Q: Can you talk a little bit about the incremental $700 million? You estimated the next 18 to 24 months. Is most of that, in terms of the cycle time for that realization, is that closer to the 18 months or the 24 months?
CEO McCollum: I would say closer to 24 months. Where the incremental plans are going to necessarily come from, are going to be areas that require process change to achieve some of the savings. I mean, the $300 million are projects that – we have the $115 million, that was the organization realignment. The incremental from there are projects that were already underway, to be completed by the middle of next year.

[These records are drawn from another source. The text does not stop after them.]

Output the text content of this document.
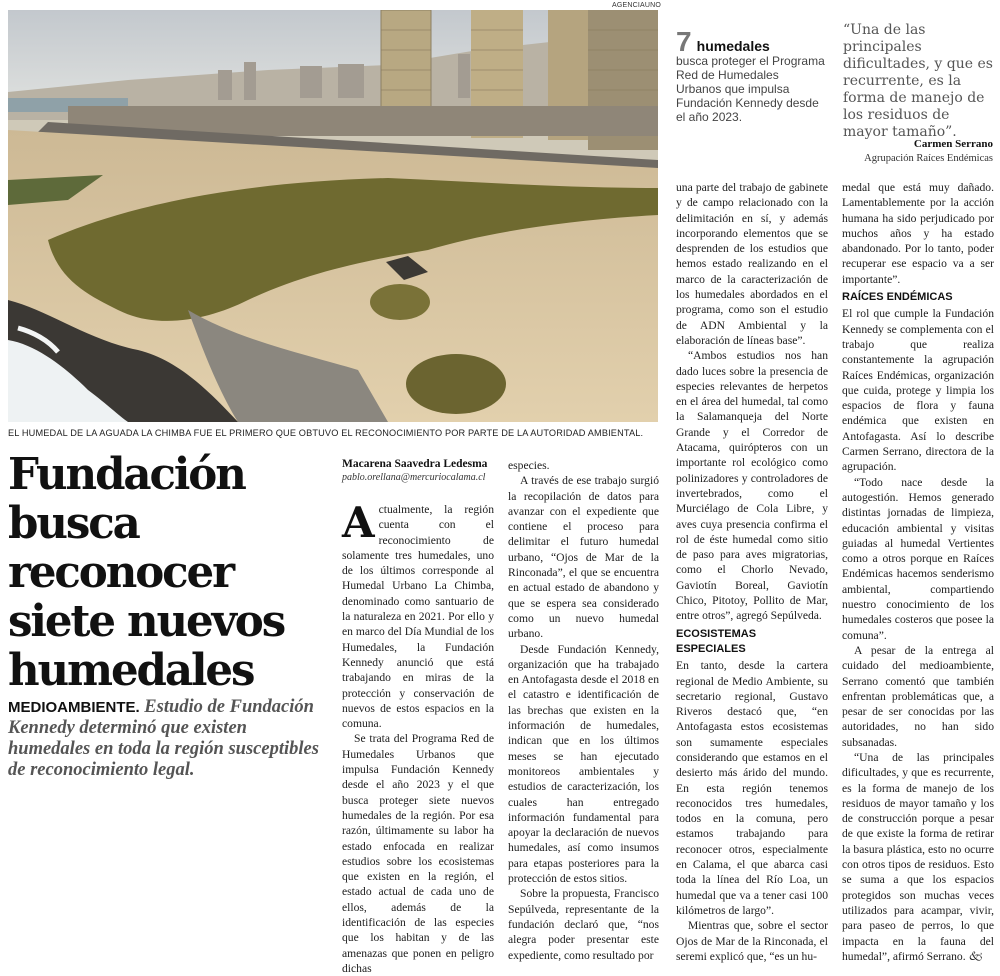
AGENCIAUNO
EL HUMEDAL DE LA AGUADA LA CHIMBA FUE EL PRIMERO QUE OBTUVO EL RECONOCIMIENTO POR PARTE DE LA AUTORIDAD AMBIENTAL.
7 humedales
busca proteger el Programa Red de Humedales Urbanos que impulsa Fundación Kennedy desde el año 2023.
“Una de las principales dificultades, y que es recurrente, es la forma de manejo de los residuos de mayor tamaño”.
Carmen Serrano
Agrupación Raíces Endémicas
Fundación busca reconocer siete nuevos humedales
MEDIOAMBIENTE. Estudio de Fundación Kennedy determinó que existen humedales en toda la región susceptibles de reconocimiento legal.
Macarena Saavedra Ledesma
pablo.orellana@mercuriocalama.cl
A ctualmente, la región cuenta con el reconocimiento de solamente tres humedales, uno de los últimos corresponde al Humedal Urbano La Chimba, denominado como santuario de la naturaleza en 2021. Por ello y en marco del Día Mundial de los Humedales, la Fundación Kennedy anunció que está trabajando en miras de la protección y conservación de nuevos de estos espacios en la comuna.

Se trata del Programa Red de Humedales Urbanos que impulsa Fundación Kennedy desde el año 2023 y el que busca proteger siete nuevos humedales de la región. Por esa razón, últimamente su labor ha estado enfocada en realizar estudios sobre los ecosistemas que existen en la región, el estado actual de cada uno de ellos, además de la identificación de las especies que los habitan y de las amenazas que ponen en peligro dichas

especies.

A través de ese trabajo surgió la recopilación de datos para avanzar con el expediente que contiene el proceso para delimitar el futuro humedal urbano, “Ojos de Mar de la Rinconada”, el que se encuentra en actual estado de abandono y que se espera sea considerado como un nuevo humedal urbano.

Desde Fundación Kennedy, organización que ha trabajado en Antofagasta desde el 2018 en el catastro e identificación de las brechas que existen en la información de humedales, indican que en los últimos meses se han ejecutado monitoreos ambientales y estudios de caracterización, los cuales han entregado información fundamental para apoyar la declaración de nuevos humedales, así como insumos para etapas posteriores para la protección de estos sitios.

Sobre la propuesta, Francisco Sepúlveda, representante de la fundación declaró que, “nos alegra poder presentar este expediente, como resultado por

una parte del trabajo de gabinete y de campo relacionado con la delimitación en sí, y además incorporando elementos que se desprenden de los estudios que hemos estado realizando en el marco de la caracterización de los humedales abordados en el programa, como son el estudio de ADN Ambiental y la elaboración de líneas base”.

“Ambos estudios nos han dado luces sobre la presencia de especies relevantes de herpetos en el área del humedal, tal como la Salamanqueja del Norte Grande y el Corredor de Atacama, quirópteros con un importante rol ecológico como polinizadores y controladores de invertebrados, como el Murciélago de Cola Libre, y aves cuya presencia confirma el rol de éste humedal como sitio de paso para aves migratorias, como el Chorlo Nevado, Gaviotín Boreal, Gaviotín Chico, Pitotoy, Pollito de Mar, entre otros”, agregó Sepúlveda.

ECOSISTEMAS ESPECIALES

En tanto, desde la cartera regional de Medio Ambiente, su secretario regional, Gustavo Riveros destacó que, “en Antofagasta estos ecosistemas son sumamente especiales considerando que estamos en el desierto más árido del mundo. En esta región tenemos reconocidos tres humedales, todos en la comuna, pero estamos trabajando para reconocer otros, especialmente en Calama, el que abarca casi toda la línea del Río Loa, un humedal que va a tener casi 100 kilómetros de largo”.

Mientras que, sobre el sector Ojos de Mar de la Rinconada, el seremi explicó que, “es un hu-

medal que está muy dañado. Lamentablemente por la acción humana ha sido perjudicado por muchos años y ha estado abandonado. Por lo tanto, poder recuperar ese espacio va a ser importante”.

RAÍCES ENDÉMICAS

El rol que cumple la Fundación Kennedy se complementa con el trabajo que realiza constantemente la agrupación Raíces Endémicas, organización que cuida, protege y limpia los espacios de flora y fauna endémica que existen en Antofagasta. Así lo describe Carmen Serrano, directora de la agrupación.

“Todo nace desde la autogestión. Hemos generado distintas jornadas de limpieza, educación ambiental y visitas guiadas al humedal Vertientes como a otros porque en Raíces Endémicas hacemos senderismo ambiental, compartiendo nuestro conocimiento de los humedales costeros que posee la comuna”.

A pesar de la entrega al cuidado del medioambiente, Serrano comentó que también enfrentan problemáticas que, a pesar de ser conocidas por las autoridades, no han sido subsanadas.

“Una de las principales dificultades, y que es recurrente, es la forma de manejo de los residuos de mayor tamaño y los de construcción porque a pesar de que existe la forma de retirar la basura plástica, esto no ocurre con otros tipos de residuos. Esto se suma a que los espacios protegidos son muchas veces utilizados para acampar, vivir, para paseo de perros, lo que impacta en la fauna del humedal”, afirmó Serrano. 🙵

Just to give you one example, in supply chain and in procurement and supplier management, we have some level of category management, but we don’t category manage as much as we possibly could. The way that we’ve been organized hasn’t facilitated the gathering of data to be able to go in and negotiate well.
The second thing is that we haven’t had any ability to track and enforce on-contract buying. We might have the right contract in place, but our on-contract buy is a very low percentage, whereas benchmarking would tell you it should be a very, very high percentage. And when we just take the difference there, the numbers start accumulating to be a fairly large number.
My anecdote to the organization is this $1 billion is a thousand $1 million decisions and there’s a lot of that that’s happening across the organization that we’re going to target and go after.